A complete analysis of spin coherence in the full-loop Stern Gerlach interferometer using non-squeezed and squeezed coherent states of the Quantum harmonic oscillator

TL;DR

This paper provides a detailed mathematical analysis of spin coherence in a full-loop Stern-Gerlach interferometer using both non-squeezed and squeezed coherent states, offering insights into experimental parameters and temperature constraints for macroscopic superpositions.

Contribution

It introduces a comprehensive analysis of visibility in the Stern-Gerlach interferometer for various quantum states, including constraints on temperature and mass for feasible experiments.

Findings

Visibility depends on quantum state squeezing and temperature.

Squeezing in momentum space allows higher temperature operation.

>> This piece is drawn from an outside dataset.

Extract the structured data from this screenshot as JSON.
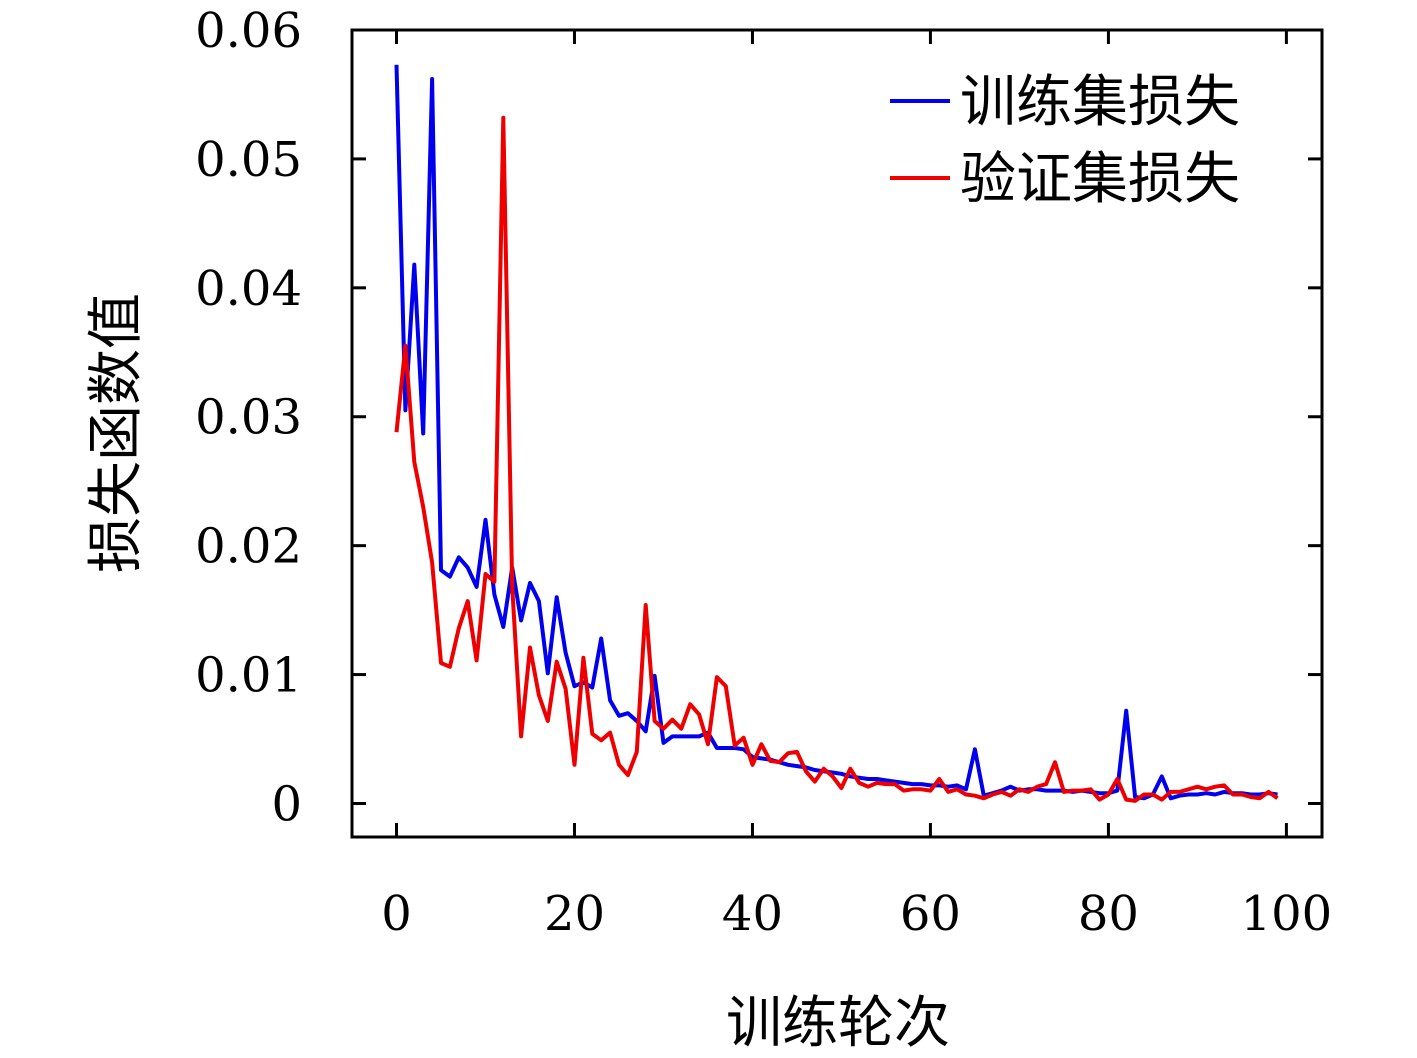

Masses of 10^-14 to 10^-15 kg are suitable for 0.5s coherence times.

Abstract

Over the years, quite a few proposals have been put forward by various groups to exploit the Stern-Gerlach effect to create stable macroscopic spatial superpositions between micron-sized neutral test masses over appreciably long time scales. One such proposal put forward by Bose et al. and co-workers in 2017 uses this idea to show that two masses cannot be gravitationally entangled if not for the presence of a quantum coherent mediator. A key aspect of this approach involves the measure of the visibility of the SG-interferometer, a quantity that provides an estimate of the degree of spin coherence that is conserved over the total interferometric time after the wave-packets are combined in both, position and momentum space. A successful implementation of this idea however requires the knowledge of several experimental parameters. To this end, we present a rigorous mathematical analysis for the visibility in a general SG interferometer for non-squeezed and squeezed thermal coherent states of the Quantum harmonic oscillator. Additionally, we derive constraints on the temperature of the initially prepared wave-packet of the test mass required for both, the non-squeezed and squeezed coherent states. We show that for wave-packet split sizes of the order of microns, masses of the order of 1.0e-14 - 1.0e-15 kg can be used to realize such a proposal for time intervals as high as 0.5 seconds. Our results show that for the squeezed case, the temperatures required can be scaled up by several orders of magnitude (as opposed to the non-squeezed case) if one considers a squeezing in the momentum space of the initially prepared wave-packet.